Мулатка выполнила свою задачу. Стефан откинулся, сел на край джакузи, пережидая, пока сердце перестанет колотиться. Затем включил воду, но сперму смывать не стал. Так было интереснее. Что она скажет, если заметит? Он подмигнул своему двойнику и натянул джинсы. Его немного беспокоили красные пятна на щеках и неожиданно густая щетина. Впрочем, так красивее, девушкам нравится, когда парень небритый! Стефан вспомнил, как они пили вермут с Маришкой из десятого «А». Вермут заедали конфетами и жвачкой. А потом пришлось бежать домой сломя голову, чтобы успеть прийти раньше мамочки и изобразить старательную работу над домашним заданием.

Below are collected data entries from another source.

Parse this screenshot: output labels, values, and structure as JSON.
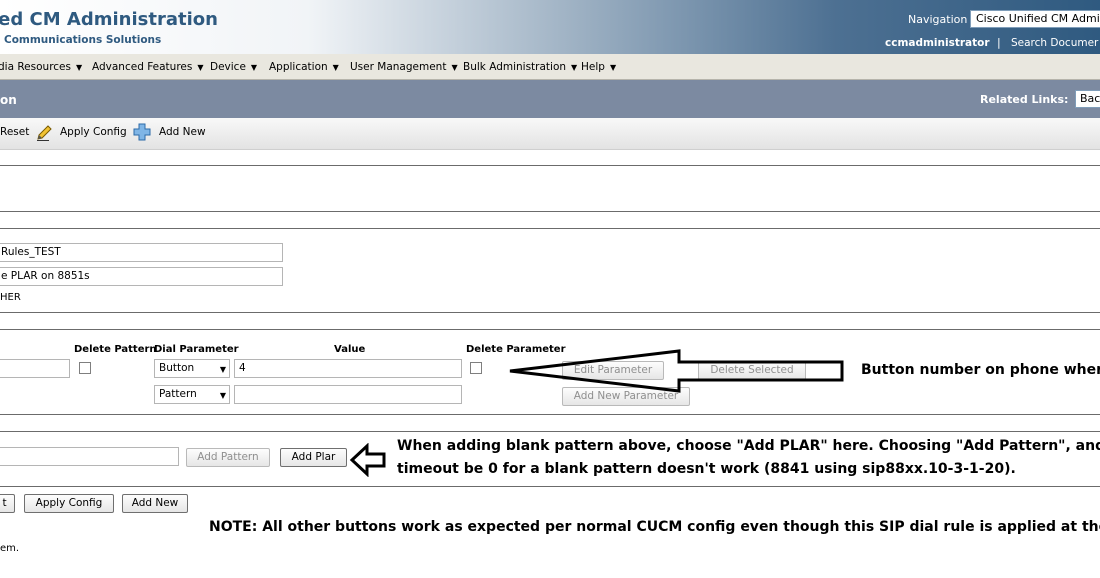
{
  "header": {
    "app_title": "ied CM Administration",
    "app_subtitle": "Communications Solutions",
    "navigation_label": "Navigation",
    "navigation_value": "Cisco Unified CM Admi",
    "user": "ccmadministrator",
    "separator": "|",
    "search_link": "Search Documer"
  },
  "menu": {
    "items": [
      {
        "label": "dia Resources"
      },
      {
        "label": "Advanced Features"
      },
      {
        "label": "Device"
      },
      {
        "label": "Application"
      },
      {
        "label": "User Management"
      },
      {
        "label": "Bulk Administration"
      },
      {
        "label": "Help"
      }
    ],
    "caret": "▼"
  },
  "title_bar": {
    "title": "on",
    "related_links_label": "Related Links:",
    "related_links_value": "Bac"
  },
  "toolbar": {
    "reset": "Reset",
    "apply_config": "Apply Config",
    "add_new": "Add New"
  },
  "info": {
    "name_value": "Rules_TEST",
    "description_value": "e PLAR on 8851s",
    "type_value": "HER"
  },
  "pattern": {
    "headers": {
      "delete_pattern": "Delete Pattern",
      "dial_parameter": "Dial Parameter",
      "value": "Value",
      "delete_parameter": "Delete Parameter"
    },
    "rows": [
      {
        "dial_parameter": "Button",
        "value": "4"
      },
      {
        "dial_parameter": "Pattern",
        "value": ""
      }
    ],
    "buttons": {
      "edit_parameter": "Edit Parameter",
      "delete_selected": "Delete Selected",
      "add_new_parameter": "Add New Parameter"
    }
  },
  "add_row": {
    "add_pattern": "Add Pattern",
    "add_plar": "Add Plar"
  },
  "bottom_buttons": {
    "reset": "t",
    "apply_config": "Apply Config",
    "add_new": "Add New"
  },
  "footer_text": "em.",
  "annotations": {
    "button_number": "Button number on phone wher",
    "plar_line1": "When adding blank pattern above, choose \"Add PLAR\" here.  Choosing \"Add Pattern\", and",
    "plar_line2": "timeout be 0 for a blank pattern doesn't work (8841 using sip88xx.10-3-1-20).",
    "note": "NOTE: All other buttons work as expected per normal CUCM config even though this SIP dial rule is applied at the"
  },
  "colors": {
    "brand": "#2f5a80",
    "title_bar": "#7c8aa1",
    "menu_bg": "#e9e7df"
  }
}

Он успел и изобразил, но беда подкралась с другой стороны. Мама подошла его поцеловать и учуяла запах дыма от волос. Напрасно он убеждал её, что сам не курил, что просто сидел с ребятами, которые курили… Оказалось, что это ещё преступнее, нежели курить самому. Мама пообещала, что обзвонит всех его одноклассников, придёт завтра в гимназию и выяснит, с кем её сын курит. Слово за слово, мама вырвала у него признание, и плачущий Стефан стал свидетелем её телефонного разговора с матерью Маришки. Очевидно, мама Маришки исповедовала несколько иные принципы, поэтому и сама девушка, и вся её семья были занесены в «чёрный список»…

Стефан поклялся, что больше никогда не обманет мамочку. Что не будет больше встречаться с «неизвестными» людьми. Со слезами на глазах мама обняла сына. Что тебе не хватает? За что ты так обижаешь маму? За то, что мама посвятила тебе всю свою жизнь, отказалась от личного счастья и второго ребёнка? Я определила тебя в лучшую гимназию, ты будешь учиться в престижном университете, а когда придёт время, мы найдём девочку из хорошей семьи…

– Стефан!!!

– Мама, я иду к тебе…

Я больше не допущу. Я сделаю это. Я теперь буду делать всё, что захочу.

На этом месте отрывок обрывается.